JT IP and its member and manager, Jeffery Eldredge, filed suit against FloPack, LLC and its members and managers Thomas Florence and his daughter, Kimberly Perry. According to the complaint, Florence approached Eldredge in 2016 about going into business together. The two subsequently formed JT IP Holdings, with Florence’s contribution to the company to include the development of a new product, as well as to set up the business, which Eldredge contends Florence failed to do. In the summer of 2019, Florence was issued U.S. Patent No. 10,364,563 entitled “Runoff Water Management System.” Eldredge asserts that this patent was the result of his working with Florence to update and improve upon a previous Florence patent to a similar system. He says that he relied upon Florence’s assertion that he need not be named an inventor, and that the ‘563 patent was assigned to JT IP, protecting his rights. Eldredge asserts that Florence has hindered JT IP’s ability to obtain necessary additional funding, and subsequently that Florence purported to assign the ‘563 patent to new entity, FloPack, LLC, that was set up in the name of Kimberly Perry, in violation of the operating agreement of JT IP. Eldredge brings claims for correction of inventorship. violation of the Lanham Act in misrepresenting ownership of the ‘563 patent, infringement of the ‘563 patent, declaratory judgment that the assignment of the ‘563 patent to FloPack is null and void, conversion, breach of fiduciary duty, unjust enrichment, fraud and misrepresentation, tortious interference with a contract and with prospective economic advantage, and violation of 93A.

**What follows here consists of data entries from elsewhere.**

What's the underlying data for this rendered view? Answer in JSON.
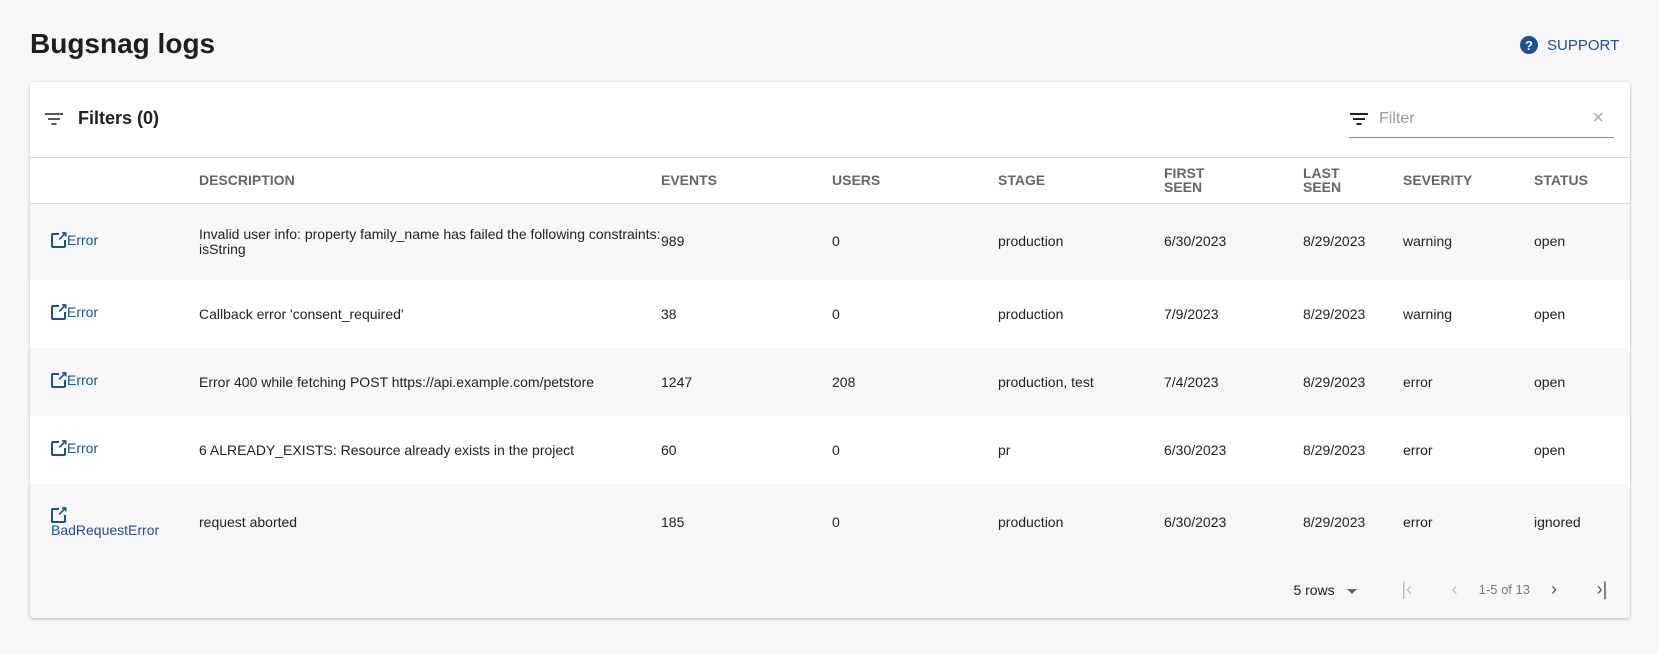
{
  "page": {
    "title": "Bugsnag logs",
    "support_label": "SUPPORT",
    "support_icon": "help-circle-icon"
  },
  "toolbar": {
    "filters_label": "Filters (0)",
    "filter_placeholder": "Filter",
    "filter_value": "",
    "clear_icon": "×"
  },
  "table": {
    "headers": [
      "",
      "DESCRIPTION",
      "EVENTS",
      "USERS",
      "STAGE",
      "FIRST SEEN",
      "LAST SEEN",
      "SEVERITY",
      "STATUS"
    ],
    "rows": [
      {
        "type": "Error",
        "description": "Invalid user info: property family_name has failed the following constraints: isString",
        "events": "989",
        "users": "0",
        "stage": "production",
        "first_seen": "6/30/2023",
        "last_seen": "8/29/2023",
        "severity": "warning",
        "status": "open"
      },
      {
        "type": "Error",
        "description": "Callback error 'consent_required'",
        "events": "38",
        "users": "0",
        "stage": "production",
        "first_seen": "7/9/2023",
        "last_seen": "8/29/2023",
        "severity": "warning",
        "status": "open"
      },
      {
        "type": "Error",
        "description": "Error 400 while fetching POST https://api.example.com/petstore",
        "events": "1247",
        "users": "208",
        "stage": "production, test",
        "first_seen": "7/4/2023",
        "last_seen": "8/29/2023",
        "severity": "error",
        "status": "open"
      },
      {
        "type": "Error",
        "description": "6 ALREADY_EXISTS: Resource already exists in the project",
        "events": "60",
        "users": "0",
        "stage": "pr",
        "first_seen": "6/30/2023",
        "last_seen": "8/29/2023",
        "severity": "error",
        "status": "open"
      },
      {
        "type": "BadRequestError",
        "description": "request aborted",
        "events": "185",
        "users": "0",
        "stage": "production",
        "first_seen": "6/30/2023",
        "last_seen": "8/29/2023",
        "severity": "error",
        "status": "ignored"
      }
    ]
  },
  "pagination": {
    "rows_label": "5 rows",
    "range": "1-5 of 13",
    "first": "|‹",
    "prev": "‹",
    "next": "›",
    "last": "›|"
  },
  "colors": {
    "accent": "#1d4f91",
    "background": "#f7f7f7"
  }
}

Janssen Biotech Inc. v. Celltrion Healthcare Co. Ltd. (18-2321).

The Federal Circuit upheld Celltrion’s non-infringement victory at the District Court in a summary affirmance, meaning that no opinion was written. Janssen had sought infringement under the doctrine of equivalents, but Judge Wolf found that the claims, if extended to cover the equivalents sought, would have been obvious, and that Celltrion therefore did not infringe.  This should bring the lawsuit to a close.